Cuba’s Heritage Council, in partnership with the U.S. Social Science Research Council (SSRC), recently opened up access to thousands of documents that belonged to Ernest Hemingway, reports the BBC. Hemingway scholars and enthusiasts know little about his 21 years on the island, and those connected with the project believe the archive will help fill in the blanks.

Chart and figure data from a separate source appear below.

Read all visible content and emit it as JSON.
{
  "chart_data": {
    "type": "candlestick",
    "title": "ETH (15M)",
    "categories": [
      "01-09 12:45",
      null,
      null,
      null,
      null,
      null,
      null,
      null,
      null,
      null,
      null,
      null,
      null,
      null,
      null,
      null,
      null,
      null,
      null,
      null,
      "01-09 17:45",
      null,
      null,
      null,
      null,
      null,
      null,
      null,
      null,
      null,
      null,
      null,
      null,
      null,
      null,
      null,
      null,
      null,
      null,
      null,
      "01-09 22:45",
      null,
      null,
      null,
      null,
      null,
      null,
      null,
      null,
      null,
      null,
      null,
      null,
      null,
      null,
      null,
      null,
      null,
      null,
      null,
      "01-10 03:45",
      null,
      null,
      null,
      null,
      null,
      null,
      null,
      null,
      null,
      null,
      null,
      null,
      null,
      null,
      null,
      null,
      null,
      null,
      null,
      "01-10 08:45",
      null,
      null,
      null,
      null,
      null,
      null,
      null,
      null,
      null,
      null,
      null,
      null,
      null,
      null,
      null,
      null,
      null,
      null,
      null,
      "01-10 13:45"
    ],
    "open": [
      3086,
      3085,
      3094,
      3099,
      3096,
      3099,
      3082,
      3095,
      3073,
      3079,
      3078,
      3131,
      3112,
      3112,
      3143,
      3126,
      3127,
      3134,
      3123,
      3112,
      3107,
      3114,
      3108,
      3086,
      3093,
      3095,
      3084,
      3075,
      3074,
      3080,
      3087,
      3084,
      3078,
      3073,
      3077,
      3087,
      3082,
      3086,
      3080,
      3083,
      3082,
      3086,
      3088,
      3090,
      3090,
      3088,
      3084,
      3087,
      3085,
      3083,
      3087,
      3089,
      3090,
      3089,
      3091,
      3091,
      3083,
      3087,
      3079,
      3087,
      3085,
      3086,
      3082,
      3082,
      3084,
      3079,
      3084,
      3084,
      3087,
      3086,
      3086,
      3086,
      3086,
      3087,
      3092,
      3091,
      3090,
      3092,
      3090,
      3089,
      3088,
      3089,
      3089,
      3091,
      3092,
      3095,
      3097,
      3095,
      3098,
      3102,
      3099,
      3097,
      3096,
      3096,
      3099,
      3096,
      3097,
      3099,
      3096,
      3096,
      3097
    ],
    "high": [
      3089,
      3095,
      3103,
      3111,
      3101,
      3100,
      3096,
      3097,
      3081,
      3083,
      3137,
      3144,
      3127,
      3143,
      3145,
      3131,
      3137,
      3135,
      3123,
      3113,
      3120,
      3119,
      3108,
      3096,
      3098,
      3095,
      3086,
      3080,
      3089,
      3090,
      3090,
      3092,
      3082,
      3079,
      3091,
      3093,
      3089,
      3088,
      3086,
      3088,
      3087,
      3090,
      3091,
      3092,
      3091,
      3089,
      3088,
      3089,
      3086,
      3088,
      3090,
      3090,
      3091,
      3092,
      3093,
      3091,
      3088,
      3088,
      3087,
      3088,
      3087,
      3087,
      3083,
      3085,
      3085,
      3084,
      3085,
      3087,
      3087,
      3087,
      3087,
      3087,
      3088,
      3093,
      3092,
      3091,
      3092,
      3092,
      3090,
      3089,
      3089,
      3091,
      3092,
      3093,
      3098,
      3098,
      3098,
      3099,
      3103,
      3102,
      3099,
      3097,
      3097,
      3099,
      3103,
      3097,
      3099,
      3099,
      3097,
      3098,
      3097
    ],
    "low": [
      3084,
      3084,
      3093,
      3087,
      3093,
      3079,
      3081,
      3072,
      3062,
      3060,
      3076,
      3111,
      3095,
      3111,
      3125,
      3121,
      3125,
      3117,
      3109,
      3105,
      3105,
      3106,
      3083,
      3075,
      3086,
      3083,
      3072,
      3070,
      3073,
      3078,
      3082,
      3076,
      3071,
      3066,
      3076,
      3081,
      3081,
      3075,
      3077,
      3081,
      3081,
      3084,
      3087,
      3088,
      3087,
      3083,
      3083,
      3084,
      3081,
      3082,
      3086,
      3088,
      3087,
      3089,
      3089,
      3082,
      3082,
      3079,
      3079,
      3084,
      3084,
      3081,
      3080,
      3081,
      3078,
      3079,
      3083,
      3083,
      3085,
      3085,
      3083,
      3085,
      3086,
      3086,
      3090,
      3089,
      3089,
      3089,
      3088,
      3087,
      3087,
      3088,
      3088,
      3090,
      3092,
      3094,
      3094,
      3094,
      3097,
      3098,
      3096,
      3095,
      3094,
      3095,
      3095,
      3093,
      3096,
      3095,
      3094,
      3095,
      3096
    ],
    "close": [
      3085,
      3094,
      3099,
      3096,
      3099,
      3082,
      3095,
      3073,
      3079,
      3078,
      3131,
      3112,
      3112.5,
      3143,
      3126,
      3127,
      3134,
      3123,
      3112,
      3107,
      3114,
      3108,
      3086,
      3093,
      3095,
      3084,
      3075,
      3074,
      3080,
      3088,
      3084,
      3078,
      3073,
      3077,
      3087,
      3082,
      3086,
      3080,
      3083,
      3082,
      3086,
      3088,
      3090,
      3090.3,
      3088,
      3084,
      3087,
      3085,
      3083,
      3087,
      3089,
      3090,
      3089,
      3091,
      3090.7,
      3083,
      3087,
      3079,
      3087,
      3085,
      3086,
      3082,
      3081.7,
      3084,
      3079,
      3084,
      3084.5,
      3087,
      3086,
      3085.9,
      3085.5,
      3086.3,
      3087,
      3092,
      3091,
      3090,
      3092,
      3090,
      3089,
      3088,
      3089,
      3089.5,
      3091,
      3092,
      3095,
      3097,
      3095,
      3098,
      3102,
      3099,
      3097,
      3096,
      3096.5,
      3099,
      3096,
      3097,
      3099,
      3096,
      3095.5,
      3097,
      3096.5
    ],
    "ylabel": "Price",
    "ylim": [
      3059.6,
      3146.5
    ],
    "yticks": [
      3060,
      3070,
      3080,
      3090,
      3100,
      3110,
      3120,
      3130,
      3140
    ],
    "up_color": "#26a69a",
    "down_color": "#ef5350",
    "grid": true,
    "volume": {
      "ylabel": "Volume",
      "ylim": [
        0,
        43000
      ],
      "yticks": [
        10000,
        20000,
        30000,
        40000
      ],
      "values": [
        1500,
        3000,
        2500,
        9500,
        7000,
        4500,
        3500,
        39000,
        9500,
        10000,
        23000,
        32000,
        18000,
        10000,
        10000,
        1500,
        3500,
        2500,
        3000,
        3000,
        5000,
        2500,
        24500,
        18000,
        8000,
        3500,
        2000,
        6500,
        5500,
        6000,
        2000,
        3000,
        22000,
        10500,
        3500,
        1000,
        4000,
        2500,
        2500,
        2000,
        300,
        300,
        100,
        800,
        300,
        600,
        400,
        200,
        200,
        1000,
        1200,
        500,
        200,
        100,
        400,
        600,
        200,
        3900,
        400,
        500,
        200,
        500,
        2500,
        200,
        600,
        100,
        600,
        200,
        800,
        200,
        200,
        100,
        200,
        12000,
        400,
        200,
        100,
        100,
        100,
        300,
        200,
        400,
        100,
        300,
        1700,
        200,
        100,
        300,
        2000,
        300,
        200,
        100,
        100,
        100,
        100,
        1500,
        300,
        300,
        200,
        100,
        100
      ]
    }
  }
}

According to the Guardian, the collection includes some obvious points of interest: an unpublished epilogue to For Whom the Bell Tolls, a screenplay for The Old Man and the Sea, and letters from Ezra Pound and Ingrid Bergman. But many are also excited about the insights to be gained from the more mundane pieces. Sandra Spanier gushes in an article on SSRC’s website:
You don’t always think of Hemingway as the guy who has to change the oil in his car and fix his roof, but he was very much in touch with the texture and rhythms of his daily routine in Cuba, and there are many domestic notes in there. There’s a recommendation letter he wrote for a carpenter. There are meticulous notes he wrote, in Spanish, to the cook . . . explaining extremely involved recipes, how to do the carrots, and which days of the week he wanted avocados in the salad instead of tomatoes.
Digital copies of the papers have also been sent to the John F. Kennedy Library in Boston, and will hopefully be made available to the public in the future.